Evaluating the impact of word embeddings on similarity scoring in practical information retrieval
AI 摘要
该论文评估了基于WMD和词嵌入的相似度计算方法在信息检索中的有效性,并验证了其优越性。
主要贡献
- 提出基于WMD和词嵌入的相似度计算方法
- 证明了WMD + GloVe组合优于其他检索模型
- 验证了预训练词嵌入的领域无关性和可移植性
方法论
使用WMD计算查询和文档中单个词之间的距离,并结合词嵌入技术,进行排序查询和响应语句的相似度评估。
原文摘要
Search behaviour is characterised using synonymy and polysemy as users often want to search information based on meaning. Semantic representation strategies represent a move towards richer associative connections that can adequately capture this complex usage of language. Vector Space Modelling (VSM) and neural word embeddings play a crucial role in modern machine learning and Natural Language Processing (NLP) pipelines. Embeddings use distributional semantics to represent words, sentences, paragraphs or entire documents as vectors in high dimensional spaces.
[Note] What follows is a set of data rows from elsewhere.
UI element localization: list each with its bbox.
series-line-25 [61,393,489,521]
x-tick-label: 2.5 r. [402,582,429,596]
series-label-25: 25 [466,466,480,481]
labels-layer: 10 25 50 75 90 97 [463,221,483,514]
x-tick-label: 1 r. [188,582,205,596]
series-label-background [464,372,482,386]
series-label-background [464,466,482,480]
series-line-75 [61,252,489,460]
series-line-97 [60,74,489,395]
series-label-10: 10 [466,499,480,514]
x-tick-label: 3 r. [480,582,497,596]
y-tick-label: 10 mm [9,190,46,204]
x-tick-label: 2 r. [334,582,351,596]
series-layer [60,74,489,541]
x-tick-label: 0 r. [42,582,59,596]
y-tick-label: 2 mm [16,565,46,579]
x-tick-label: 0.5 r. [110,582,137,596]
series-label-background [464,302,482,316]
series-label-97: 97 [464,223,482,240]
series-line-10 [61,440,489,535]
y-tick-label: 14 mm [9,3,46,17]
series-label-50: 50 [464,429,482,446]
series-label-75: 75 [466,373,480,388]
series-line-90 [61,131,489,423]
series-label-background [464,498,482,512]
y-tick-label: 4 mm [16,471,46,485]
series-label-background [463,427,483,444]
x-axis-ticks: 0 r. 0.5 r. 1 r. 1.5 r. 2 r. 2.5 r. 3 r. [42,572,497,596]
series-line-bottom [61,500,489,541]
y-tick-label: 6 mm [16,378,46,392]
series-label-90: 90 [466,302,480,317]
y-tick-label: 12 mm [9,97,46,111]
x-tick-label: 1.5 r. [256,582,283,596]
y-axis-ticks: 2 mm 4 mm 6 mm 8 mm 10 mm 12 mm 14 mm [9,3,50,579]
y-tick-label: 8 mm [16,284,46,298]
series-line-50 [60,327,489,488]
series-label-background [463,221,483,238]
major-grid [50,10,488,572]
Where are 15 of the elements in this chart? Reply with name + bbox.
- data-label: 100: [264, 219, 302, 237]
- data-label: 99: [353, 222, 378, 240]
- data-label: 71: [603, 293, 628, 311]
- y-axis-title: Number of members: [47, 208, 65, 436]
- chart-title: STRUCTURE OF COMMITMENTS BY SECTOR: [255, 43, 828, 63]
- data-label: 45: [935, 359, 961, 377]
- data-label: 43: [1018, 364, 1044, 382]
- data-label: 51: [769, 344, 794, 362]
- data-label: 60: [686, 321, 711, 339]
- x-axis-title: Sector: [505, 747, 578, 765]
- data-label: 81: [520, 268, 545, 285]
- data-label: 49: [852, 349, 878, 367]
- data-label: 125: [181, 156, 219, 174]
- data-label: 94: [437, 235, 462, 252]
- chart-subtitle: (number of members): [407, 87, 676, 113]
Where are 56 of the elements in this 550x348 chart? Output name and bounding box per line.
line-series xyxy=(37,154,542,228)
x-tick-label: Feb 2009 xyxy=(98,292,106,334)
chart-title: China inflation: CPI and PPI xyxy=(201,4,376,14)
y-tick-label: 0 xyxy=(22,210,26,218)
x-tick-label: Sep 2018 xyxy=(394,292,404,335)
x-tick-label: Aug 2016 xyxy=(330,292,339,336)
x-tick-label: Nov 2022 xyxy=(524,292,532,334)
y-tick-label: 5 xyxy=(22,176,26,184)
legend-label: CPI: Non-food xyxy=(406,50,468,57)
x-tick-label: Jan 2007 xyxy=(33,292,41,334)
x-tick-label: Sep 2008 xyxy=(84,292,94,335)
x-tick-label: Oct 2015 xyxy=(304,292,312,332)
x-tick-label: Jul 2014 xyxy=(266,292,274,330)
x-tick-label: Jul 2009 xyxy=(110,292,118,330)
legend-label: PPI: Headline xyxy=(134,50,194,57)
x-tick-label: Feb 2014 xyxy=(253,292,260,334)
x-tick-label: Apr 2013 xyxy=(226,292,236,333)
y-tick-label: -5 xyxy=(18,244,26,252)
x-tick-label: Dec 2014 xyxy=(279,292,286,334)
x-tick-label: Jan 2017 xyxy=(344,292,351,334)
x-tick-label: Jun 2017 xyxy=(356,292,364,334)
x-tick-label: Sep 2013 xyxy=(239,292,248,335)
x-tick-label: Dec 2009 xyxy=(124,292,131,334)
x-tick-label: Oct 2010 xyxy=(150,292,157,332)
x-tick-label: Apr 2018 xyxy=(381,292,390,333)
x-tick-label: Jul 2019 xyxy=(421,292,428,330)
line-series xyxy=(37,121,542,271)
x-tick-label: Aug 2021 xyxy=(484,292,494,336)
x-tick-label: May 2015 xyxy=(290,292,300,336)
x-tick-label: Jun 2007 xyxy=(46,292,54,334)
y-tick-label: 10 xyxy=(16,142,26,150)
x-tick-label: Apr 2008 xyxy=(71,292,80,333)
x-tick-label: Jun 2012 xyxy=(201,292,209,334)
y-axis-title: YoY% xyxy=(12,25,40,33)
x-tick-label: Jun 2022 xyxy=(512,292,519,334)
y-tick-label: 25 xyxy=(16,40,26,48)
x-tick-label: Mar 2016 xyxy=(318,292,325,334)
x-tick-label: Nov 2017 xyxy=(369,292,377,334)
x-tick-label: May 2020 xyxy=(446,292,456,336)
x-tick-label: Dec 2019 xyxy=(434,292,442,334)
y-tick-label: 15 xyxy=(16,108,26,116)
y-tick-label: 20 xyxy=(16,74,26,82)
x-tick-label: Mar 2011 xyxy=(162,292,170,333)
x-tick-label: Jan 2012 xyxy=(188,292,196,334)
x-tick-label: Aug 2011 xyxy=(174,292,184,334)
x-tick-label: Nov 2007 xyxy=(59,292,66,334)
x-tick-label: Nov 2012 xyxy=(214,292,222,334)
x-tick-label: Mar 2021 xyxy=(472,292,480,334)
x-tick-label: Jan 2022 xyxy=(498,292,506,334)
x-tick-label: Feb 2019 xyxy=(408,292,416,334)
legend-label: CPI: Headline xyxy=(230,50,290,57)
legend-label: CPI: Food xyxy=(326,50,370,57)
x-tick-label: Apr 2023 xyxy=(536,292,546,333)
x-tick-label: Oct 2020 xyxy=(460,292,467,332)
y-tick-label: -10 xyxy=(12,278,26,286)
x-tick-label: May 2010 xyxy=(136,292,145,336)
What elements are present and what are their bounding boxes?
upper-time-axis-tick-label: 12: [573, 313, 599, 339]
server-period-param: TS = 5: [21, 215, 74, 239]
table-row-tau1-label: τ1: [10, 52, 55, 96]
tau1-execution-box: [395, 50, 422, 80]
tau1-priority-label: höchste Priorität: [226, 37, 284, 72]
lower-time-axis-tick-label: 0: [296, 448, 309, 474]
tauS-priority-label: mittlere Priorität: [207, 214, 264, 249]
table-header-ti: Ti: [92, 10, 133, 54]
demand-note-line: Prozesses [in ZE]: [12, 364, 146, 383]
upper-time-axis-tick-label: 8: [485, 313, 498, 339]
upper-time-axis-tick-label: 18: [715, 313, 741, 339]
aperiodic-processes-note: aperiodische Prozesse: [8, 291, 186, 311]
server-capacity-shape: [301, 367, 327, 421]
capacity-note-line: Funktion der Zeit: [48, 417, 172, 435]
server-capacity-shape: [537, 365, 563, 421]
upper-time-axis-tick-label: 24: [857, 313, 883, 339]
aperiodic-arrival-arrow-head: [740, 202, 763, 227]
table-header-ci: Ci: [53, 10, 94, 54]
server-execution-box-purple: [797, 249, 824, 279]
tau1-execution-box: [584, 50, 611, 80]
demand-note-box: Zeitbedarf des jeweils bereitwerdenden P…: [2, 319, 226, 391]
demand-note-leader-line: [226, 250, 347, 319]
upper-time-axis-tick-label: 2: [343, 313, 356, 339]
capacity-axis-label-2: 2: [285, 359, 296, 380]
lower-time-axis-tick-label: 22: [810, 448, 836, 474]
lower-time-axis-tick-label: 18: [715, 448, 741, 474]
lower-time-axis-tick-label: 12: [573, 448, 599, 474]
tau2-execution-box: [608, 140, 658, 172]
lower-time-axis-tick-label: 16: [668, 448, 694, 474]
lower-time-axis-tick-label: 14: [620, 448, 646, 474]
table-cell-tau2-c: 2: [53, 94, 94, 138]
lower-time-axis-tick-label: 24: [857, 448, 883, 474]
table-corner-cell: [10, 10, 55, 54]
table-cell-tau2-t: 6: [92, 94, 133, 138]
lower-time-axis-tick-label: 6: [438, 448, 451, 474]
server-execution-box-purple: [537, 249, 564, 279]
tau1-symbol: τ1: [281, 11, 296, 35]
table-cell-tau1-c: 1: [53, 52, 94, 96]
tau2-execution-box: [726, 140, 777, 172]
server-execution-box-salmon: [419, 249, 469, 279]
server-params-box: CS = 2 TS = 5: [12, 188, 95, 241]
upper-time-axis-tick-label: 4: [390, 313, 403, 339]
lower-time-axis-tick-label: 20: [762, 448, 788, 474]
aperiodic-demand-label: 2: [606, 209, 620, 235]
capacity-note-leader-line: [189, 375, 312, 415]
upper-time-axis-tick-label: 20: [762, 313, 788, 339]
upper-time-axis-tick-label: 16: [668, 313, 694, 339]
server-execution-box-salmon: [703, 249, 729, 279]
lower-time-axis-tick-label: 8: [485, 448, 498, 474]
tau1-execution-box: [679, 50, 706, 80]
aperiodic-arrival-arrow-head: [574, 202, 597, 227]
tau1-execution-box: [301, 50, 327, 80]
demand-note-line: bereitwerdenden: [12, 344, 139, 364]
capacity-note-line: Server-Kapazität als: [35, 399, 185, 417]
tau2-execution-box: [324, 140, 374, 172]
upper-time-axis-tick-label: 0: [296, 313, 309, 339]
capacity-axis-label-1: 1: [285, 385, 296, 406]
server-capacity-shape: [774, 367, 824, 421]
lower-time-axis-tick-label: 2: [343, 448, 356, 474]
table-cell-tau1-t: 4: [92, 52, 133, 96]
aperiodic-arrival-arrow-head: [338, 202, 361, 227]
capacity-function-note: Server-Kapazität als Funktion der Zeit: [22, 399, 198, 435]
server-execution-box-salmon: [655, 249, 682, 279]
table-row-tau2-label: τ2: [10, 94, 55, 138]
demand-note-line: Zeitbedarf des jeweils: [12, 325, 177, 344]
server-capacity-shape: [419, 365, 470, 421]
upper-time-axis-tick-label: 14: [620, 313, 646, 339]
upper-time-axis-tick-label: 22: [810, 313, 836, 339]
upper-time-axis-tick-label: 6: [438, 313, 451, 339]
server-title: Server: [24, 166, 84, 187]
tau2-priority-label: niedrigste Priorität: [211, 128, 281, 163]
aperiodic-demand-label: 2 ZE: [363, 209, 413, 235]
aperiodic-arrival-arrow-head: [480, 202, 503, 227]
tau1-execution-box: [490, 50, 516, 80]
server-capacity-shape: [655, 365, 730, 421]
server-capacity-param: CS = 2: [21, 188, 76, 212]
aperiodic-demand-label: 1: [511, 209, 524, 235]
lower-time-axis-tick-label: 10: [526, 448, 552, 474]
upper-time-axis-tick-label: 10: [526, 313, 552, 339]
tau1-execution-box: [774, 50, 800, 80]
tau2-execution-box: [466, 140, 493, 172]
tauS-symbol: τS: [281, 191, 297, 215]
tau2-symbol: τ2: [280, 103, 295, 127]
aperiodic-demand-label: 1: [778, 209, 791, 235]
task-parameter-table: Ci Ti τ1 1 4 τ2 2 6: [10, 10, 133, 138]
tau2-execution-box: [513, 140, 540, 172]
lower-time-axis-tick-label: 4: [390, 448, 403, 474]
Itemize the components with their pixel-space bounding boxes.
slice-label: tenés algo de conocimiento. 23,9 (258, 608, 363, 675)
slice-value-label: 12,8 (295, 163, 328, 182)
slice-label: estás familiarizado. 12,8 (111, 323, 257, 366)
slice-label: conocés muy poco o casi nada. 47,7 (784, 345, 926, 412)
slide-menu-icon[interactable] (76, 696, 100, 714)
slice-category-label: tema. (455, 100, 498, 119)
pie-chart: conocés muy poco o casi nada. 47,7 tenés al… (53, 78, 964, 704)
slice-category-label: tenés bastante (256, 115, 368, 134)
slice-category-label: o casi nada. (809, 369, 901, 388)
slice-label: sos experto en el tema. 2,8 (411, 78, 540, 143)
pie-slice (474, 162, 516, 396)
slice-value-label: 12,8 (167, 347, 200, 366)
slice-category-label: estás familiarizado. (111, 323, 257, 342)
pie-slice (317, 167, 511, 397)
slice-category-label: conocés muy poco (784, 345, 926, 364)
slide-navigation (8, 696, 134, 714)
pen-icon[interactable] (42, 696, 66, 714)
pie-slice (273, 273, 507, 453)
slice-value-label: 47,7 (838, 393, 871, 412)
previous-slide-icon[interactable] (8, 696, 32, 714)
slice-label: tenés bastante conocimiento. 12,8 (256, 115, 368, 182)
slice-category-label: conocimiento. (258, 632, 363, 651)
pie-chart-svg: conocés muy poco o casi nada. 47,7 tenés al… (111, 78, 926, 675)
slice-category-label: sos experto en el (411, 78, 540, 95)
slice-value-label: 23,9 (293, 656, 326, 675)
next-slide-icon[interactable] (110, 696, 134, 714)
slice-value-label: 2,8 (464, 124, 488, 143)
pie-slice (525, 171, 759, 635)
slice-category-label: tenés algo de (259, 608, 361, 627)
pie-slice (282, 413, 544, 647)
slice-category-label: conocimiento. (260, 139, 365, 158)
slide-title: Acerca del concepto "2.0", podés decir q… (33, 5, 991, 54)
This can be leveraged by Information Retrieval (IR) systems to exploit the semantic relatedness between queries and answers. This paper evaluates an alternative approach to measuring query statement similarity that moves away from the common similarity measure of centroids of neural word embeddings. Motivated by the Word Movers Distance (WMD) model, similarity is evaluated using the distance between individual words of queries and statements. Results from ranked query and response statements demonstrate significant gains in accuracy using the combined approach of similarity ranking through WMD with the word embedding techniques. The top performing WMD + GloVe combination outperforms all other state-of-the-art retrieval models including Doc2Vec and the baseline LSA model. Along with the significant gains in performance of similarity ranking through WMD, we conclude that the use of pre-trained word embeddings, trained on vast amounts of data, result in domain agnostic language processing solutions that are portable to diverse business use-cases.